FIFAが98ページに及ぶ今回の大会方式を出している。その13章に「勝ち点で並んだ場合の決着方法」がある。まずは「当該チーム間」による勝ち点、得失点差、総得点。それでも同じならステップ2で「グループステージ全体」による得失点差、総得点、そしてTCSとなる。さらに付記するとステップ3はFIFAランキングとなる。
TCSは選手及びチーム関係者が対象。イエローカードはマイナス1点、イエロー2枚によるレッドはマイナス3点、一発レッドはマイナス4点、イエローとレッドでマイナス5点となる。「1試合につき、選手またはチーム関係者には上記の減点のうち1つのみが適用される」と注釈も付く。
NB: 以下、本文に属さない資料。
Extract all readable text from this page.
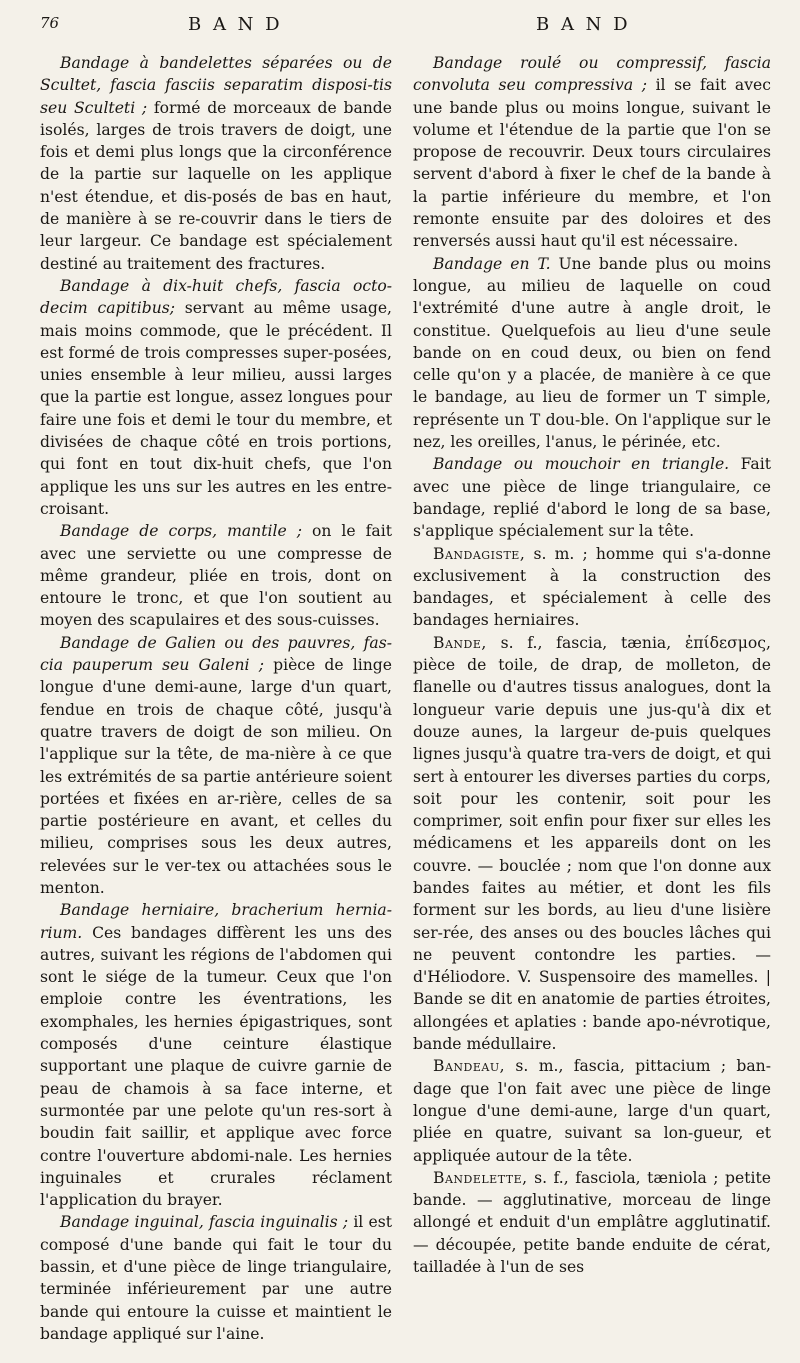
76	B A N D	B A N D

Bandage à bandelettes séparées ou de Scultet, fascia fasciis separatim disposi-tis seu Sculteti ; formé de morceaux de bande isolés, larges de trois travers de doigt, une fois et demi plus longs que la circonférence de la partie sur laquelle on les applique n'est étendue, et dis-posés de bas en haut, de manière à se re-couvrir dans le tiers de leur largeur. Ce bandage est spécialement destiné au traitement des fractures.

Bandage à dix-huit chefs, fascia octo-decim capitibus; servant au même usage, mais moins commode, que le précédent. Il est formé de trois compresses super-posées, unies ensemble à leur milieu, aussi larges que la partie est longue, assez longues pour faire une fois et demi le tour du membre, et divisées de chaque côté en trois portions, qui font en tout dix-huit chefs, que l'on applique les uns sur les autres en les entre-croisant.

Bandage de corps, mantile ; on le fait avec une serviette ou une compresse de même grandeur, pliée en trois, dont on entoure le tronc, et que l'on soutient au moyen des scapulaires et des sous-cuisses.

Bandage de Galien ou des pauvres, fas-cia pauperum seu Galeni ; pièce de linge longue d'une demi-aune, large d'un quart, fendue en trois de chaque côté, jusqu'à quatre travers de doigt de son milieu. On l'applique sur la tête, de ma-nière à ce que les extrémités de sa partie antérieure soient portées et fixées en ar-rière, celles de sa partie postérieure en avant, et celles du milieu, comprises sous les deux autres, relevées sur le ver-tex ou attachées sous le menton.

Bandage herniaire, bracherium hernia-rium. Ces bandages diffèrent les uns des autres, suivant les régions de l'abdomen qui sont le siége de la tumeur. Ceux que l'on emploie contre les éventrations, les exomphales, les hernies épigastriques, sont composés d'une ceinture élastique supportant une plaque de cuivre garnie de peau de chamois à sa face interne, et surmontée par une pelote qu'un res-sort à boudin fait saillir, et applique avec force contre l'ouverture abdomi-nale. Les hernies inguinales et crurales réclament l'application du brayer.

Bandage inguinal, fascia inguinalis ; il est composé d'une bande qui fait le tour du bassin, et d'une pièce de linge triangulaire, terminée inférieurement par une autre bande qui entoure la cuisse et maintient le bandage appliqué sur l'aine.

Bandage roulé ou compressif, fascia convoluta seu compressiva ; il se fait avec une bande plus ou moins longue, suivant le volume et l'étendue de la partie que l'on se propose de recouvrir. Deux tours circulaires servent d'abord à fixer le chef de la bande à la partie inférieure du membre, et l'on remonte ensuite par des doloires et des renversés aussi haut qu'il est nécessaire.

Bandage en T. Une bande plus ou moins longue, au milieu de laquelle on coud l'extrémité d'une autre à angle droit, le constitue. Quelquefois au lieu d'une seule bande on en coud deux, ou bien on fend celle qu'on y a placée, de manière à ce que le bandage, au lieu de former un T simple, représente un T dou-ble. On l'applique sur le nez, les oreilles, l'anus, le périnée, etc.

Bandage ou mouchoir en triangle. Fait avec une pièce de linge triangulaire, ce bandage, replié d'abord le long de sa base, s'applique spécialement sur la tête.

Bandagiste, s. m. ; homme qui s'a-donne exclusivement à la construction des bandages, et spécialement à celle des bandages herniaires.

Bande, s. f., fascia, tænia, ἐπίδεσμος, pièce de toile, de drap, de molleton, de flanelle ou d'autres tissus analogues, dont la longueur varie depuis une jus-qu'à dix et douze aunes, la largeur de-puis quelques lignes jusqu'à quatre tra-vers de doigt, et qui sert à entourer les diverses parties du corps, soit pour les contenir, soit pour les comprimer, soit enfin pour fixer sur elles les médicamens et les appareils dont on les couvre. — bouclée ; nom que l'on donne aux bandes faites au métier, et dont les fils forment sur les bords, au lieu d'une lisière ser-rée, des anses ou des boucles lâches qui ne peuvent contondre les parties. — d'Héliodore. V. Suspensoire des mamelles. | Bande se dit en anatomie de parties étroites, allongées et aplaties : bande apo-névrotique, bande médullaire.

Bandeau, s. m., fascia, pittacium ; ban-dage que l'on fait avec une pièce de linge longue d'une demi-aune, large d'un quart, pliée en quatre, suivant sa lon-gueur, et appliquée autour de la tête.

Bandelette, s. f., fasciola, tæniola ; petite bande. — agglutinative, morceau de linge allongé et enduit d'un emplâtre agglutinatif. — découpée, petite bande enduite de cérat, tailladée à l'un de ses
日本がオランダと2-2で引きけているが、日本が2位でオランダが3位となるのはTCSの差(日本は0、オランダはマイナス3)だ。また、この日にカナダと戦ったカタールは一発レッド2枚を食らい、イエローも1枚。2戦合計マイナス11となっている。上には上がいるもので、南アフリカは初戦のメキシコ戦で一発レッド2枚が出た影響で2戦合計マイナス12点だ。このポイントはプラスのない減点方式というのも、トホホ感を与えてくれる。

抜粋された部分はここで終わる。